Iraq is safer, but the war isn't over, U.S. commander says

Lt. General Lloyd Austin talks to Iraqi General Habib Taleb in Amara, Iraq.
Lt. General Lloyd Austin talks to Iraqi General Habib Taleb in Amara, Iraq. Leila Fadel / MCT

BAGHDAD — It seemed like another routine trip as the commander of U.S. ground forces in Iraq boarded his helicopter in Amara, where a battalion of U.S. troops is based. Only two months ago, however, the smuggling hub on the Iranian border was a stronghold of Shiite Muslim militants, a place that no American general without a death wish would visit.

The climate has changed, said Lt. Gen. Lloyd J. Austin III.

President Bush cited the reduced violence, as well as his belief that conditions in Iraq finally are turning around, at a hastily called news briefing Thursday in which he promised "further reductions in our combat forces, as conditions permit."

"The progress is still reversible," Bush acknowledged. "There now appears to be a degree of durability in gains."

"I think we're getting things right most of the time now," Austin told McClatchy on a Blackhawk en route to Diwaniyah, another one-time Shiite militant stronghold. Amara isn't friendly territory yet, but it's home to a U.S. base and five smaller combat outposts. "Our footprint of activity now extends from Mosul to Basra," Austin said, describing the improved freedom of action.

In the six months since Austin took command, five "surge" brigades of additional U.S. troops have been withdrawn, civilian deaths have hit an all-time low, according to The Brookings Institution as of July 17, a center-left Washington policy institute, and in July the U.S. suffered the lowest monthly death toll since the U.S.-led invasion in 2003 — 13 people, according to the Iraq Coalition Casualty Count.

According to the commanding general of day-to-day operations of the war, Iraq hasn't yet reached the point of "sustainable security." Many in the leaders of al Qaida in Iraq have departed, as have militant Shiite leaders, who're now believed to be hiding in Iran. But they don't plan to stay abroad, Austin said.

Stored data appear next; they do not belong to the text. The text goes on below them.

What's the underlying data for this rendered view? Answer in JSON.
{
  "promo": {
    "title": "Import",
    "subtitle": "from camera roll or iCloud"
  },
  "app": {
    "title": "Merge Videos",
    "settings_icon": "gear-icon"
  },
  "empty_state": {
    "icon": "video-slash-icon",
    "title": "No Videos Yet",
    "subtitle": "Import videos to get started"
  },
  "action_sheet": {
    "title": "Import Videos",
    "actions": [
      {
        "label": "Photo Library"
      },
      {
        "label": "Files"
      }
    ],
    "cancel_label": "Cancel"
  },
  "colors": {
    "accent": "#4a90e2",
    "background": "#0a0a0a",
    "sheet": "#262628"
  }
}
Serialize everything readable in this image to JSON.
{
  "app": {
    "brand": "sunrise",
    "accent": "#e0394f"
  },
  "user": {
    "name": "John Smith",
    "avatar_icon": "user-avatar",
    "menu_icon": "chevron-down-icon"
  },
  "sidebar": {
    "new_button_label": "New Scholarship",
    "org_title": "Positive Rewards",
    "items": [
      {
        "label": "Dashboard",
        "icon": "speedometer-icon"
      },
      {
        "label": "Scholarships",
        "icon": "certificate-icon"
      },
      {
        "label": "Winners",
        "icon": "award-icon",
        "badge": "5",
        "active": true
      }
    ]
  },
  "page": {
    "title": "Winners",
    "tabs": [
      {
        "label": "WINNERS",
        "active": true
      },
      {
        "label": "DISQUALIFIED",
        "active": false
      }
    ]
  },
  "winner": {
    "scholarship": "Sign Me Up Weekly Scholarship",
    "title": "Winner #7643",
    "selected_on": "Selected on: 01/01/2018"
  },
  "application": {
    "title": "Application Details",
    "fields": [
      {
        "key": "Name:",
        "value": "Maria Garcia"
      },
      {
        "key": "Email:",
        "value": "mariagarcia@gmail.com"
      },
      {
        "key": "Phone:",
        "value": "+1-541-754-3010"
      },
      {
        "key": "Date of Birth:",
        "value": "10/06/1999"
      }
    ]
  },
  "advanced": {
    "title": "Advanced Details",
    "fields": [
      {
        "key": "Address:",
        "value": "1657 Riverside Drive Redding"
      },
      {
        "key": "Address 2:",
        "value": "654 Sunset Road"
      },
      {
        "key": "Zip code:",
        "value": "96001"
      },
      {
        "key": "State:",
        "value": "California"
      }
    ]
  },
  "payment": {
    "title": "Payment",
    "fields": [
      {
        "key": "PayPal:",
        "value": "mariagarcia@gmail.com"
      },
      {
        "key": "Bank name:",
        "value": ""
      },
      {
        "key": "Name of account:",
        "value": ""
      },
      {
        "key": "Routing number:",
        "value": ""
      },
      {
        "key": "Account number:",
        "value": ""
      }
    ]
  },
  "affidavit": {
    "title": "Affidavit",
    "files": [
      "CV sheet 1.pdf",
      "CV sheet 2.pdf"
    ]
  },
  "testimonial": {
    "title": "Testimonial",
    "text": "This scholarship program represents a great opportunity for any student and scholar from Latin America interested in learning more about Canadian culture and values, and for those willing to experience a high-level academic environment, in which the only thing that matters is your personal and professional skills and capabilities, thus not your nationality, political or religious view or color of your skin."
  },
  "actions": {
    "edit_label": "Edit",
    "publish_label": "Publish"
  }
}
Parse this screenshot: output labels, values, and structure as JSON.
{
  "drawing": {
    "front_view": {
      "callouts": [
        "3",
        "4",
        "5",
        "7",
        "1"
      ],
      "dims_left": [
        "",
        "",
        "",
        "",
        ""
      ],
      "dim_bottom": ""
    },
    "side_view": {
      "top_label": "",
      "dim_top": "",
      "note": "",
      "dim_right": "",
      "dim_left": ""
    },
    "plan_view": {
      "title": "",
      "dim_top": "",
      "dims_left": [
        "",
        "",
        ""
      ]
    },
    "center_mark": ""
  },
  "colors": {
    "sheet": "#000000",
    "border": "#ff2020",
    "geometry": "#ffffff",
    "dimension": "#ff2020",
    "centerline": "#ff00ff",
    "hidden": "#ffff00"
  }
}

"If the leadership returns and you have a couple of major attacks, things could reverse," he said referring to al Qaida in Iraq. "I think they are in disarray, quite frankly, but they are still capable of attacks. The guidance I give my commanders is to not get complacent and to make sure we continue to take these capabilities from them."

Iraq isn't at peace, though. This week, dozens of civilians were killed and more than 200 were wounded in three suicide blasts in Iraq's capital and the oil rich northern city of Kirkuk. That's the challenge Austin faces: With fewer U.S. troops available, he has to drive down violence with fewer men while Iraq continues to work on economic recovery and political progress.

Since Austin assumed his position, Iraqi Security Forces have taken the lead in four major military operations, including Basra, Amara and now the restive Diyala province. Prime Minister Nouri al Maliki has gained popular support from Sunnis for taking on Shiite militias and has been pushing for a timetable for a U.S. troop withdrawal.

The Iraqi government, however, still needs to pass key legislation, including oil revenue sharing, provincial elections and constitutional amendments.

The strength and capabilities of Iraqi Security Forces are growing and their sectarian loyalties are dwindling, Austin said. But the Iraqi Army still lacks the ability to plan more than one to two days ahead for combat operations. They also lack key "combat enablers" such as engineers, combat medics, surveillance mechanisms and a viable air force, Austin said. Iraqi Brigades often come to a halt when Iraqi generals are unavailable because lower-ranking officers aren't authorized to make decisions, Austin's men told him in Amara.

"As we're fighting, we need to train, enable, mentor and advise our Iraqi counterparts," he said, estimating that elements of the Iraqi Security Forces will need two years to be sufficiently independent. "No doubt over time we will be in an advisory role, but you can't flip a switch and then today we're in combat and tomorrow we're advisors."

The war isn't over, said the general who pushed into Baghdad with the 3rd Infantry Division in 2003, but it's a "war that is in transition."

"When you're going into a dark room at midnight and you know that someone on the other side wants to kill you, it's a war. When you have a mother who receives her son in a coffin, it's a war," he said.